Revienta un nuevo escándalo de privacidad para Google, luego de que se ha descubierto que la compañía rastrea a sus usuarios; aunque le hayan sido denegados los permisos para hacerlo.

La agencia informativa Associated Press (AP), en colaboración con la Universidad de Princeton; han publicado los resultados de su investigación conjunta. Confirmando que el gigante informático sería más intrusivo de lo que muchos creen, tanto en Android como en iOS.

La investigación se centra en el historial y la línea del tiempo de locaciones almacenadas en Google Maps. Supuestamente si se desactivan los permisos la plataforma dejaría de registrar los movimientos.
Pero esto ha resultado no ser cierto. Ya que incluso si se pausan esos permisos Google Maps, por ejemplo, crea un registro de locación; en el momento mismo que la app es abierta.

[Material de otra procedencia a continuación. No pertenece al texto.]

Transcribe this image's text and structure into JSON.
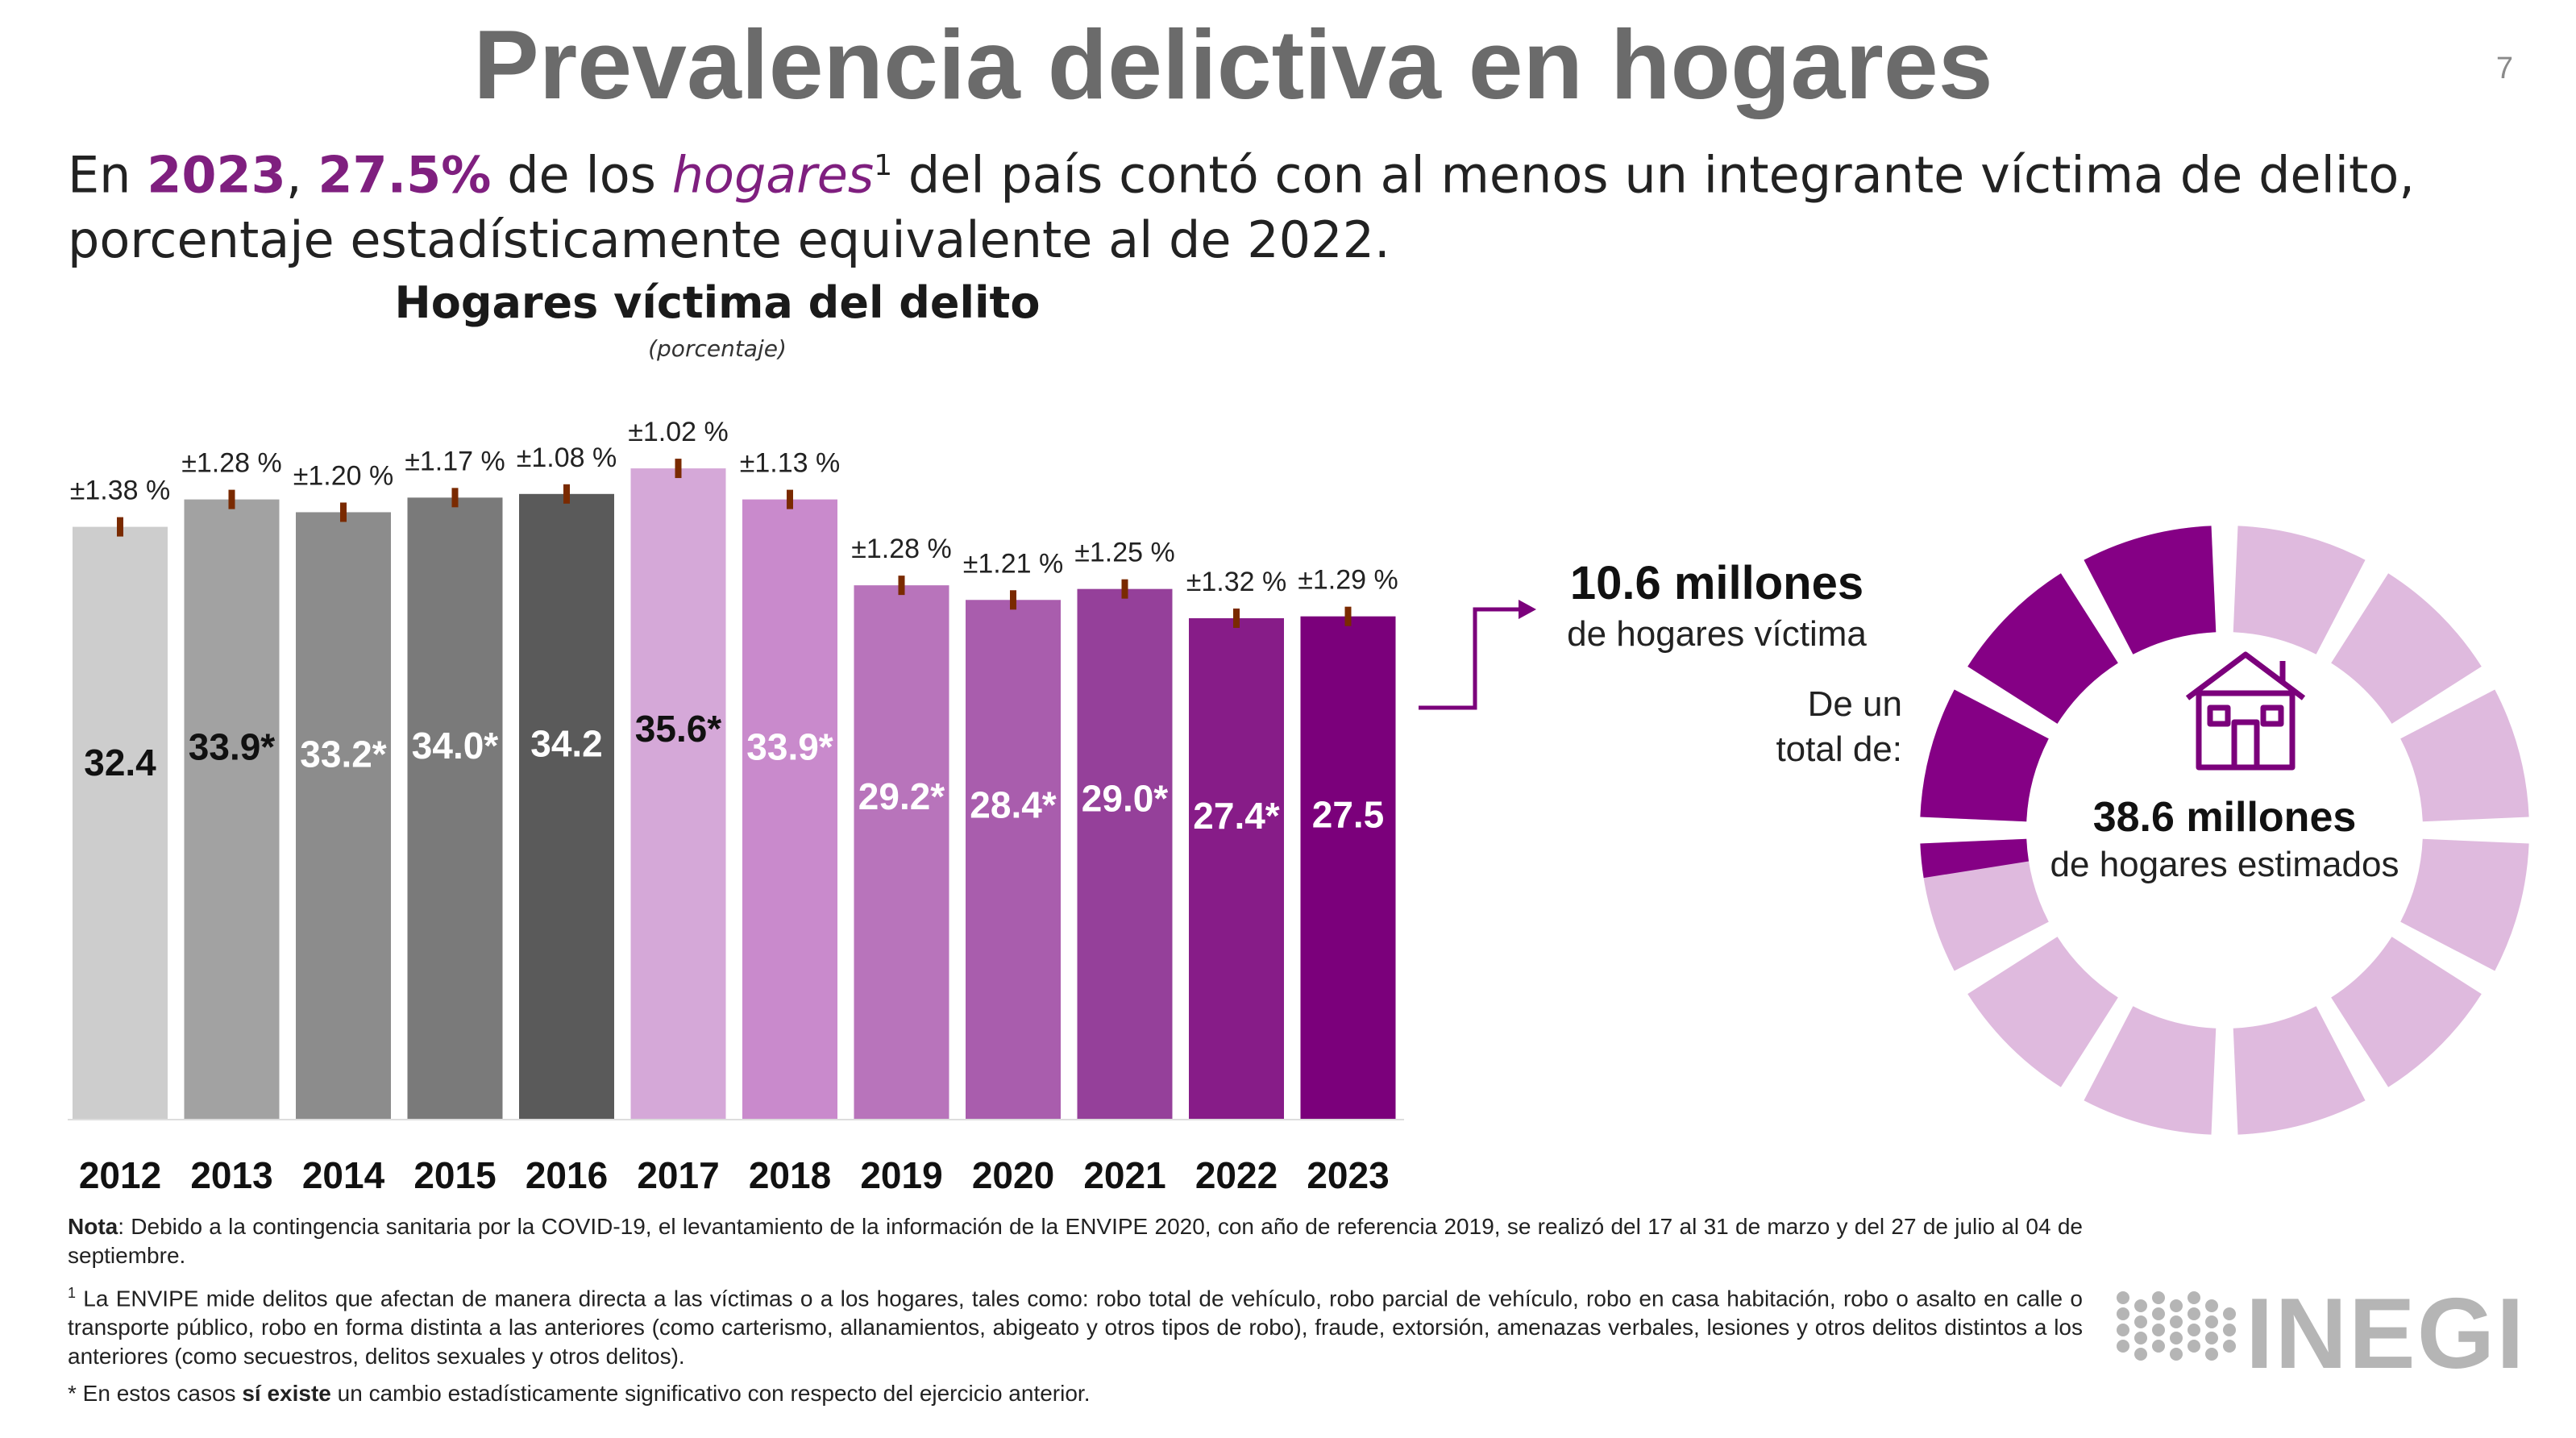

A la par que Google envía notificaciones sobre el clima en la localidad donde se encuentra el usuario; o registra búsquedas realizadas desde el punto geográfico donde se realizó la consulta.

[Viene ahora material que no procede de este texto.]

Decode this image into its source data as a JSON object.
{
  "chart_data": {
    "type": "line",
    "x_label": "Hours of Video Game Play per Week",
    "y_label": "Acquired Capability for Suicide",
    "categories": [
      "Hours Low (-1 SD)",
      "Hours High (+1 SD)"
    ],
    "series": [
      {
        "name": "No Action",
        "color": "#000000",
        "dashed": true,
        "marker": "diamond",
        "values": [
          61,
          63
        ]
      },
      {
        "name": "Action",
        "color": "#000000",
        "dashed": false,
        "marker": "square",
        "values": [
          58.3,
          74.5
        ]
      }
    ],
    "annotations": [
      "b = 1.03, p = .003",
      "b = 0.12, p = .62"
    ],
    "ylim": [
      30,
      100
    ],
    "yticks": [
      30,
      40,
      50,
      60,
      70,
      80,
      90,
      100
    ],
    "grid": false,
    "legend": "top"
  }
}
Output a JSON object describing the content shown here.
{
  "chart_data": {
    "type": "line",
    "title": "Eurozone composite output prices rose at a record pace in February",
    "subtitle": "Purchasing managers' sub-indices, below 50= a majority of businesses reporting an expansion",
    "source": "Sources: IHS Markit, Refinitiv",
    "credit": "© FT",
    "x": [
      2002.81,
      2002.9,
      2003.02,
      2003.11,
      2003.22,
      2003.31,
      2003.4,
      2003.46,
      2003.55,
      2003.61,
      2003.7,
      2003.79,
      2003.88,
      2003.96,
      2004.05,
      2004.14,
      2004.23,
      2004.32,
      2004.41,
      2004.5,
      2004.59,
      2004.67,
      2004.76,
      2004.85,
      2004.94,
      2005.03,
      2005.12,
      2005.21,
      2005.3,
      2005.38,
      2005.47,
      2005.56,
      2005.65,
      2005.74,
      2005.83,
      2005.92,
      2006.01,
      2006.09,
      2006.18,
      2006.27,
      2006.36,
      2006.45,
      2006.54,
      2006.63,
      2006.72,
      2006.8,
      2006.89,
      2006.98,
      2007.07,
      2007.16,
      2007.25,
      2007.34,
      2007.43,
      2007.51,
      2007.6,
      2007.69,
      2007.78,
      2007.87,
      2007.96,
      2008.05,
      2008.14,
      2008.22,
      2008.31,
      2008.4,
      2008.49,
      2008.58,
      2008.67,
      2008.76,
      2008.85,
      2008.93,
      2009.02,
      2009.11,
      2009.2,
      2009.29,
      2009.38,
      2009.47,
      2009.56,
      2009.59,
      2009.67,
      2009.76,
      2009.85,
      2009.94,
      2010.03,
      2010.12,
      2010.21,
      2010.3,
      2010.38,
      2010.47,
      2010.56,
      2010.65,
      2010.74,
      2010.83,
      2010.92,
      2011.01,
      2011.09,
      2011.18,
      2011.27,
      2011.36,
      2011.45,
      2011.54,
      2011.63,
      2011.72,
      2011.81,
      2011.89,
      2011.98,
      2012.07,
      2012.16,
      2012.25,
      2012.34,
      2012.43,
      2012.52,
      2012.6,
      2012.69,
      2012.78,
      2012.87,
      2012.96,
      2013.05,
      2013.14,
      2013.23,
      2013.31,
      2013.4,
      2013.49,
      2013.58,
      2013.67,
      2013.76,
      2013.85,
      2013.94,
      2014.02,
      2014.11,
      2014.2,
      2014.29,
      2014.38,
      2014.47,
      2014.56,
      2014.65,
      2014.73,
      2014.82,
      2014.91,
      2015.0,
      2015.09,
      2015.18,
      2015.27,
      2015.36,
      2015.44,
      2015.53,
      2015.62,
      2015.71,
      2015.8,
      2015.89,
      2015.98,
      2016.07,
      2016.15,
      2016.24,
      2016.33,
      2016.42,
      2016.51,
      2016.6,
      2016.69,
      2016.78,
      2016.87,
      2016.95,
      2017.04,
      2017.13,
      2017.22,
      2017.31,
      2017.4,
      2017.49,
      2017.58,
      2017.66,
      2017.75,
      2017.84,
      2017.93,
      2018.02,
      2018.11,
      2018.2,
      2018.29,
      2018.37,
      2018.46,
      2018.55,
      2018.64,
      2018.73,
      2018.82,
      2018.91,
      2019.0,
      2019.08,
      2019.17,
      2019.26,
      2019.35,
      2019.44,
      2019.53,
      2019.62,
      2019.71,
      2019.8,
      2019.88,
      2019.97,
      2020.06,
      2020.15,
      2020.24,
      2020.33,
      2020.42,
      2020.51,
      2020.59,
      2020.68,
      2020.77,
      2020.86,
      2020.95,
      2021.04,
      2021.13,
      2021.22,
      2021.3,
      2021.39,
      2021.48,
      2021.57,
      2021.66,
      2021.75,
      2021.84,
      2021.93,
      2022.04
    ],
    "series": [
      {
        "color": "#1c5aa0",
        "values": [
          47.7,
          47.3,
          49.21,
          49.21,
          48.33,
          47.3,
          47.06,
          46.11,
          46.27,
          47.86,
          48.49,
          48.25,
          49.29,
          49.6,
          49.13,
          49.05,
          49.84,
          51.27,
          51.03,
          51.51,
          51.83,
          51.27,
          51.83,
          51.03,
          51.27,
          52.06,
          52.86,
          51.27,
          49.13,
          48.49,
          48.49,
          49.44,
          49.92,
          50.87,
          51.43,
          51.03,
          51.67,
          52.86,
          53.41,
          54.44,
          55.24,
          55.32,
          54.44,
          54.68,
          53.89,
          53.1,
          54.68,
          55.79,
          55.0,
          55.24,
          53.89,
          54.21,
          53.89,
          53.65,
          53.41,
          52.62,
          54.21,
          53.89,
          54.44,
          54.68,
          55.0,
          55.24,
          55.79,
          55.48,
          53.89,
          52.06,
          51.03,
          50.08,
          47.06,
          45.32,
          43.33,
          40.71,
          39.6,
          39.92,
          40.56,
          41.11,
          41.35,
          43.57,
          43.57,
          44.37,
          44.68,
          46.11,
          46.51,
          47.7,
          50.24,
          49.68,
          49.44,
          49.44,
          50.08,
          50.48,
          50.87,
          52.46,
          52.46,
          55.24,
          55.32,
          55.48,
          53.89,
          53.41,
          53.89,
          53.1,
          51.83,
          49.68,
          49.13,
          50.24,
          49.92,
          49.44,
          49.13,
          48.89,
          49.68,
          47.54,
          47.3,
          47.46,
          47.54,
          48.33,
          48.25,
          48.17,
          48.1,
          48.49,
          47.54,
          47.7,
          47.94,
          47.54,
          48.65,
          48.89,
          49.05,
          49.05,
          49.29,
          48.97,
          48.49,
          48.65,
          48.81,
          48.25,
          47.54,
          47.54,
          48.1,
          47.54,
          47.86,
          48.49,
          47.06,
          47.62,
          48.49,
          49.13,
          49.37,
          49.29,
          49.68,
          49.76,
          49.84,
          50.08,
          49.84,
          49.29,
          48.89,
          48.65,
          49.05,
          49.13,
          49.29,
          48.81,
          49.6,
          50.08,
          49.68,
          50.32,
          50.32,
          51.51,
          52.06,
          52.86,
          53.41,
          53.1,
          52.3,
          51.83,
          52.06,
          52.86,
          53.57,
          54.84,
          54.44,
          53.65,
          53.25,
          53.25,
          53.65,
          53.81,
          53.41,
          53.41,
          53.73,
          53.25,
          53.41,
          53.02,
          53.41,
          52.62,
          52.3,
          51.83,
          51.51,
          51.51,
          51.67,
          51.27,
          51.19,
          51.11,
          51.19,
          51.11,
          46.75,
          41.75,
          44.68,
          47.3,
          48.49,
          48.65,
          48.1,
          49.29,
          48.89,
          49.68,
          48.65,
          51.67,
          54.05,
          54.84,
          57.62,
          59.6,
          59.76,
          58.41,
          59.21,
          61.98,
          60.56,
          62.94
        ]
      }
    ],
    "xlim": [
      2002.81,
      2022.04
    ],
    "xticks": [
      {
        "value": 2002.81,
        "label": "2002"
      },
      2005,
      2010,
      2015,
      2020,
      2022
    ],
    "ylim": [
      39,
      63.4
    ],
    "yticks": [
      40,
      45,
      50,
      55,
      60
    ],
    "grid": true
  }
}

Bajo la lógica de esos hallazgos existiría una considerable serie de actividades registradas por Google sin el consentimiento expreso de sus usuarios.

La compañía respondió y básicamente afirman que ellos siempre han sido claros sobre sus términos y condiciones. Sólo que falta leer con atención:

“Hay varias maneras diferentes en que Google puede usar la ubicación de sus usuarios para mejorar la experiencia de las personas. Eso incluye al Historial de ubicaciones, la actividad web y de aplicaciones; y los servicios de ubicación, a nivel del dispositivo”.
“Proporcionamos descripciones claras de estas herramientas y controles robustos para que las personas puedan activarlas o desactivarlas; y eliminar sus historiales en cualquier momento”.

De hecho, la compañía tiene un apartado en su sitio web donde describe cómo hacerlo paso por paso. El problema es que al hacerlo la plataforma ya no funcionará al 100%. Sobre todo, Google Assistant.

El historial de locaciones y el historial de actividades (realizadas en esas locaciones) son cosas distintas para Google. Y parece que ha estado sacando provecho de ello.